There's long been speculation that it's blood sugar issues (at least in part) that causes alzheimers.

My mother had alzheimer's and she was definitely a sugar-holic. She always had normal blood sugars though - if it's related sugar/carb consumption and blood sugars, surely it also has to do with insulin levels.

Mom never gorged on sweets - her eating was always very controlled, but she always hated the taste and texture of "grease" so she ate very, very little fat. By the early 1990's she was thoroughly convinced by the Powers That Be that she needed to eat as little fat as possible, and stick to very small servings of protein. (It should be noted that she rarely ate any dairy products - lifelong stomach upset from dairy products, so she was missing protein from dairy sources too, while drinking juices, which provided even more sugar)

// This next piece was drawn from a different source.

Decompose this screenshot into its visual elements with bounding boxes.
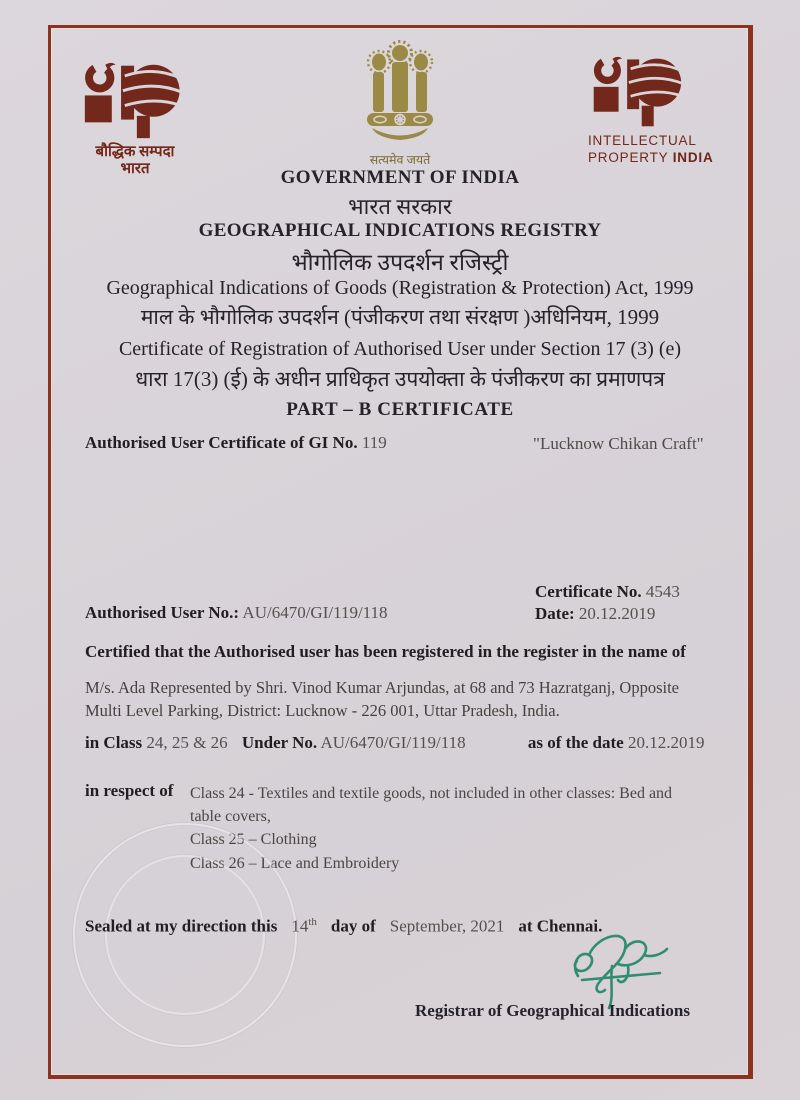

When her energy would get low during the day, she'd say she needed some sugar. Sometimes that meant a piece of hard candy or a piece of chocolate, but it was just as likely she'd have a handful of grapes or a piece of fruit. She always had a cake in the house (for many years she was making what she called "breakfast cake", which had oats along with the white flour, and lot of dried fruit mixed in with lots of sugar - sort of a cross between zucchini bread or banana bread and fruit cake)

She almost always ate bread with meals - approx 30-50 carbs worth of bread at every meal, often with a thin smear of jelly on a roll. As her alzheimers advanced, she ate more and more carbs - her caregivers said she started globbing about an inch of jelly on her roll at mealtime, which would have been easily 10 times as much as she used when I was a kid.


My point in all this is that it's not the overweight that's the problem in all these diseases that the semaglutide type drugs are "fixing" - the weight is only a symptom.

The real problem is the high carb diet that THEY want every man, woman, and child to eat.

Cut the carbs and you lose significant amounts of weight, get your blood sugar on a much more even keel, and correct a plethora of health conditions.